Kepala Dinas Pemadam Kebakaran dan Penyelamatan (DPKP) Kota Surabaya, Laksita Rini, menjelaskan bahwa pihak pemadam kebakaran menerima laporan dan tiba di lokasi sekitar pukul 22.30 WIB. Sebanyak 14 unit truk pemadam kebakaran berbagai jenis dikerahkan untuk memadamkan kobaran api.
“Unit yang kami kerahkan 14 truk,” kata Laksita Rini saat ditemui awak media di lokasi kejadian.
Petugas berhasil menjinakkan api pokok sekitar pukul 23.30 WIB, yang kemudian dilanjutkan dengan proses pembasahan area guna memastikan tidak ada titik api yang tersisa hingga Selasa dini hari pukul 01.00 WIB.
Terkait pemicu awal, Laksita Rini menyatakan dugaan sementara selaras dengan informasi dari warga di lapangan, yaitu akibat korsleting perangkat pengisian daya baterai motor listrik berbahan lithium yang memicu perambatan api secara cepat disertai ledakan.
Namun, ia menegaskan bahwa hasil akhir tetap menunggu penyelidikan resmi kepolisian.

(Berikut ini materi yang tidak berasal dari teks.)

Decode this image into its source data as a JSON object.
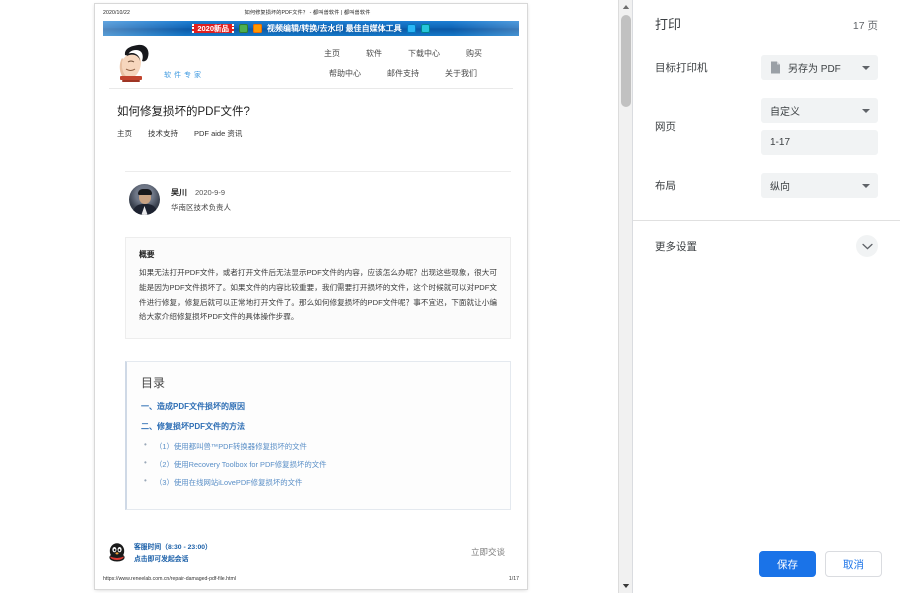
{
  "preview": {
    "header": {
      "date": "2020/10/22",
      "doc_title": "如何修复损坏的PDF文件？ - 都叫兽软件 | 都叫兽软件"
    },
    "ad": {
      "badge": "2020新品",
      "text": "视频编辑/转换/去水印 最佳自媒体工具"
    },
    "site": {
      "logo_text": "软件专家",
      "nav_row1": [
        "主页",
        "软件",
        "下载中心",
        "购买"
      ],
      "nav_row2": [
        "帮助中心",
        "邮件支持",
        "关于我们"
      ]
    },
    "article": {
      "title": "如何修复损坏的PDF文件?",
      "breadcrumbs": [
        "主页",
        "技术支持",
        "PDF aide 资讯"
      ],
      "author": {
        "name": "吴川",
        "date": "2020-9-9",
        "role": "华南区技术负责人"
      },
      "summary": {
        "heading": "概要",
        "text": "如果无法打开PDF文件，或者打开文件后无法显示PDF文件的内容，应该怎么办呢？出现这些现象，很大可能是因为PDF文件损坏了。如果文件的内容比较重要，我们需要打开损坏的文件，这个时候就可以对PDF文件进行修复，修复后就可以正常地打开文件了。那么如何修复损坏的PDF文件呢？事不宜迟，下面就让小编给大家介绍修复损坏PDF文件的具体操作步骤。"
      },
      "toc": {
        "title": "目录",
        "section1": "一、造成PDF文件损坏的原因",
        "section2": "二、修复损坏PDF文件的方法",
        "items": [
          "（1）使用都叫兽™PDF转换器修复损坏的文件",
          "（2）使用Recovery Toolbox for PDF修复损坏的文件",
          "（3）使用在线网站iLovePDF修复损坏的文件"
        ]
      }
    },
    "chat": {
      "line1": "客服时间（8:30 - 23:00）",
      "line2": "点击即可发起会话",
      "cta": "立即交谈"
    },
    "footer": {
      "url": "https://www.reneelab.com.cn/repair-damaged-pdf-file.html",
      "page": "1/17"
    }
  },
  "print": {
    "title": "打印",
    "page_count": "17 页",
    "destination": {
      "label": "目标打印机",
      "value": "另存为 PDF"
    },
    "pages": {
      "label": "网页",
      "value": "自定义",
      "range": "1-17"
    },
    "layout": {
      "label": "布局",
      "value": "纵向"
    },
    "more_settings": "更多设置",
    "save_button": "保存",
    "cancel_button": "取消"
  },
  "colors": {
    "accent": "#1a73e8",
    "ad_badge": "#e02020",
    "link": "#2f6fb5",
    "panel_bg": "#f1f3f4"
  }
}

“Dugaan awal infonya tadi dari korsleting dari charger motor listrik. Kemungkinan itu dugaan awal ya, mungkin dari situ. Kemudian gimana bahannya, kan motor listrik baterainya lithium, jadi ada kebakaran dan terjadi ledakan, dan itu cepat sekali,” papar Laksita Rini.
Guna memastikan secara hukum mengenai penyebab kebakaran, Kapolsek Sawahan Polrestabes Surabaya, Kompol Muljono, menyatakan bahwa penanganan kasus dan penyelidikan mendalam kini sepenuhnya diambil alih oleh pihak Polrestabes Surabaya.
Pada Selasa, Tim Laboratorium Forensik (Labfor) Polda Jatim bersama Unit Reskrim Polsek Sawahan dijadwalkan kembali melakukan olah TKP lanjutan di lokasi kebakaran.
“Ditangani Polrestabes Surabaya. Hari ini Tim Labfor Polda Jatim olah TKP kebakaran. Yang nempel Kanit Reskrim Polsek Sawahan,” kata Kompol Muljono saat dihubungi.